There are those who love to hand solder surface mount devices, even preferring it to through hole, and then there are those who won’t touch SMD with a boat hook (or tweezers), and there are those somewhere in between. I’m in the latter camp so far, having done only a little SMD work. But I’m here to tell you this: If you can solder anything, you probably can solder larger and wider-pitch SMDs. In particular, if you’re looking at a project that’s mostly through hole but with one or two SOIC packages (or other wide pitch packages such as SOT-23), “don’t be scared to try it”.
I’m not going to tell you how to do it — get on YouTube and search, you’ll find a gazillion video tutorials. I just want to tell you to give it a shot. You’ll want a decent temperature controlled soldering iron and a good magnifier. Both of which are also good things to have for through hole soldering, so get them whether you do SMD or not! Aside from those, you’ll need some fine solder (I use 0.5 mm for all my soldering), a flux pen, and a decent pair of tweezers. Don’t dismiss the latter’s importance. I tried a janky pair of tweezers I had around the house for my first SMD work and they made the job a lot harder. And that’s it for equipment.
You might not even need the magnifier if you have youthful eyes, though I can’t imagine it wouldn’t make the job easier. I’m 65 and need the magnifier, but with it I can see what I’m doing just fine. And my hands are not the world’s steadiest, but I have no problem doing the work. Just use the tweezers to place and hold the part, and use your bench to steady your hands.

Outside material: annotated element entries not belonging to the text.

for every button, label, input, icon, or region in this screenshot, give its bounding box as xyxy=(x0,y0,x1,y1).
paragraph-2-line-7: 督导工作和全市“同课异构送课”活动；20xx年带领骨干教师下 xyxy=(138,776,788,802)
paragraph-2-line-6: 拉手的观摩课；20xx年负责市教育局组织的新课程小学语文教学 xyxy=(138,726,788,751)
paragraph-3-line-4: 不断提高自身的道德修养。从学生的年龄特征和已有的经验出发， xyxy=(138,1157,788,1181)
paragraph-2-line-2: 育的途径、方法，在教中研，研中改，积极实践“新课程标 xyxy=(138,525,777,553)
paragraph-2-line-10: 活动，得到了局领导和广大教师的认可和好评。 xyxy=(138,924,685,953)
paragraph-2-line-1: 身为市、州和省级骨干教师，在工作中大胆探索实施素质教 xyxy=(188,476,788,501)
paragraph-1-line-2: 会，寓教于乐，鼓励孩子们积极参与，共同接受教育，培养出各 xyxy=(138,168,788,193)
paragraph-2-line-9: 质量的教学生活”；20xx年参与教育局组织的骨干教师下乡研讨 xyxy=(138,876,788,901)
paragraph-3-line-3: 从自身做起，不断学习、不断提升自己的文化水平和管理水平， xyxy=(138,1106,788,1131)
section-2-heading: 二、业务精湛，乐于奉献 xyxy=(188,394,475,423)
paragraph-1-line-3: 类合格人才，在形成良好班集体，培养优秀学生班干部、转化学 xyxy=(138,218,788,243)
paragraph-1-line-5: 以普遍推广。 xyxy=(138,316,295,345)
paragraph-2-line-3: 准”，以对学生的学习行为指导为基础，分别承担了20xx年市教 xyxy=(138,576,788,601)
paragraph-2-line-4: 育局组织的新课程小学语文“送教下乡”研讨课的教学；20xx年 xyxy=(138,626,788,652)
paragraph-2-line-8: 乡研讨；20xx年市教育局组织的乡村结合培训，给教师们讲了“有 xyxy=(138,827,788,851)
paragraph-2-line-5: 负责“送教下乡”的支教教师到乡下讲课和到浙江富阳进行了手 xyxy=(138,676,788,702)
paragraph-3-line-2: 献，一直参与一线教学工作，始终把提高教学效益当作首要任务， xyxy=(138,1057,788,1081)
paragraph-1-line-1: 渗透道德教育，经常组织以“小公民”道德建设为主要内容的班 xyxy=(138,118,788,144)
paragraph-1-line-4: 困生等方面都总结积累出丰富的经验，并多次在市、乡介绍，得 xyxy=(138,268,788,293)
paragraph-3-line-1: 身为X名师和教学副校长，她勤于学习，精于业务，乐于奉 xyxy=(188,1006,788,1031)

As for soldering iron tips, it’s tempting to go for the finest conical tip you can get, but I think a chisel tip actually works better. It heats up better than conical and you can use it for the drag soldering technique. Just because the pins are small doesn’t mean the soldering tip has to be too.
You probably don’t want your first SMD soldering attempt to be the synth module PCB or other project you’re hoping to build, though. Here’s a kit to practice with. Make an LED blinking circuit and once you’re done you’ll be ready for your module.
I have some SMD kits I’ve been procrastinating dealing with, and a hot air reflow station I haven’t used yet — I’ve got enough through hole projects to keep me occupied first. But I’ve recently had and will have a couple projects that are mostly through hole but with a single SOIC-8 device each. Not a problem. Just do it!